10. Price, free model and any restrictions
Medivox launches the service as free of charge, but “free” in practice often means one of the following:
- Volume limitation (number of notes per month / number of minutes of audio)
- Functional limitation (advanced templates, exports, integrations or team features require paid plan)
- Limited storage time or limited history
- Priority support only for paying customers
Before building routines around the tool, you should therefore check:
- what is actually included in the free tier
- what constraints may affect clinical operations
- whether price can be changed when trial periods or campaigns expire
11. Future prospects - how AI can change record keeping and the patient encounter
AI in journaling points in the direction of:
- More structured documentation that can be reused in quality systems and processes
- Less time on the keyboard and more time for the patient (if the tool is well integrated)
- More standardization, but also the risk of “generic” notes if you are not conscious of
- Better flow between speech, text and journal, especially as integrations and security mature
At the same time, requirements for compliance, audit trail and data security likely to become stricter, not weaker. The most successful companies are often those that combine technology with clear routines.

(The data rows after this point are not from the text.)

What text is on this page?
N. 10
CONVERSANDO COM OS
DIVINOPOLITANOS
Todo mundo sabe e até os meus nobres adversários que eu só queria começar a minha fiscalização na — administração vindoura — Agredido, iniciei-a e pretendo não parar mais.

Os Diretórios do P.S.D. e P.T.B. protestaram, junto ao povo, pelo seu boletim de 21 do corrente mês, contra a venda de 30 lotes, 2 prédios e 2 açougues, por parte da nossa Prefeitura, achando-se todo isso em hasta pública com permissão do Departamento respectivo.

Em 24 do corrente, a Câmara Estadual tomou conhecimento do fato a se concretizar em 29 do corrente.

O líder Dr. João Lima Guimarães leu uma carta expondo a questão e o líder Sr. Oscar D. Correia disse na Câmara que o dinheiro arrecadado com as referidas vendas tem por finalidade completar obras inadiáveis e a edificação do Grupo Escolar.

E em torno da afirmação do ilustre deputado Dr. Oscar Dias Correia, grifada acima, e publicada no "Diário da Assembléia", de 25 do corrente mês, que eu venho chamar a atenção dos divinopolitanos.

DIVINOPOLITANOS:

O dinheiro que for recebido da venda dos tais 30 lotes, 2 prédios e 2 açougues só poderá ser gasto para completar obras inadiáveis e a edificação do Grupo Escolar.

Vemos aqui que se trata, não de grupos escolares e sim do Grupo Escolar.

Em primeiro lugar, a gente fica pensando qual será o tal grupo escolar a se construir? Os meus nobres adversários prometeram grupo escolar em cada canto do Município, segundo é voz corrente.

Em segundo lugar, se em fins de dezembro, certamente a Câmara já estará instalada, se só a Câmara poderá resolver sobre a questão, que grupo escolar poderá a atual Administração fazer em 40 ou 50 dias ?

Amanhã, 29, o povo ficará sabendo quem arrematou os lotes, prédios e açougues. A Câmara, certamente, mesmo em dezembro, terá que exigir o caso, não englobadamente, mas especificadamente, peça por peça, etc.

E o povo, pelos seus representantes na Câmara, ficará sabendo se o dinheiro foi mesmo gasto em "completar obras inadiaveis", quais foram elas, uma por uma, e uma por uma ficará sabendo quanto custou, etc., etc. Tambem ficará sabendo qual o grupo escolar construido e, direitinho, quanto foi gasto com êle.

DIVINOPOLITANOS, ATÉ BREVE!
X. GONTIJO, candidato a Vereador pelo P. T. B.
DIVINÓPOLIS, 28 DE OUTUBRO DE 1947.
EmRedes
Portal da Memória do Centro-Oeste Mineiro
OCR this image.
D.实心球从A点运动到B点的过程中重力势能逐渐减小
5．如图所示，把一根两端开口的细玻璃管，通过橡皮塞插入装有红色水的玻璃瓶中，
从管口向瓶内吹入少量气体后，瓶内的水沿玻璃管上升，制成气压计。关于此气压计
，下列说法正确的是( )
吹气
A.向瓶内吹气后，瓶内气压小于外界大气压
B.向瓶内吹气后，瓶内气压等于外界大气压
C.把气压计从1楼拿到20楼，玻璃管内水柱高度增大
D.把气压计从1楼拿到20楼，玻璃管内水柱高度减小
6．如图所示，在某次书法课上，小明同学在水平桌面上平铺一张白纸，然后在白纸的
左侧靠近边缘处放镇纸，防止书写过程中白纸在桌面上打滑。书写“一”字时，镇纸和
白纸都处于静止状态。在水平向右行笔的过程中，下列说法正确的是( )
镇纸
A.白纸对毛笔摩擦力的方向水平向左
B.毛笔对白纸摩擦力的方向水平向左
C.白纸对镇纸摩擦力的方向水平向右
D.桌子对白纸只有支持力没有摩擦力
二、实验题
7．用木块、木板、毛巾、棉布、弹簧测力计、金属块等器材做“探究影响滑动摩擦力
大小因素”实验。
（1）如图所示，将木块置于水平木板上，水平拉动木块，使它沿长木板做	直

12. Conclusion - summary, what to consider and next steps
Medivox's free service for AI-generated journal notes makes it easier for more people to test AI-supported documentation in practice. The benefits can be significant: less time spent on typing, more structure in notes and better flow in a busy clinical environment. At the same time, there are clear limitations: AI can make mistakes, articulate convincingly without being correct, and handles sensitive information that requires the right agreements and security measures.
This is what you should investigate before you start using the service
- Data processing agreement (DPA): in place, signed, understood
- Storage and data processing: what is stored, where, for how long, and who has access
- Access management and logging: role-based access, audit trail, two-factor where possible
- Quality assurance: fixed routine for review before signing, and deviation routines
- Responsibility: clear that the healthcare professional has ultimate responsibility for the journal content
- Free terms and conditions: volume limits, features, and what happens when you upgrade
The next step could be to test the solution on a small scale, measure time spent and error types, and only then consider a wider roll-out. AI record-keeping can be a real boost - but the best effect is achieved when the technology is used with sobriety, control and a good framework.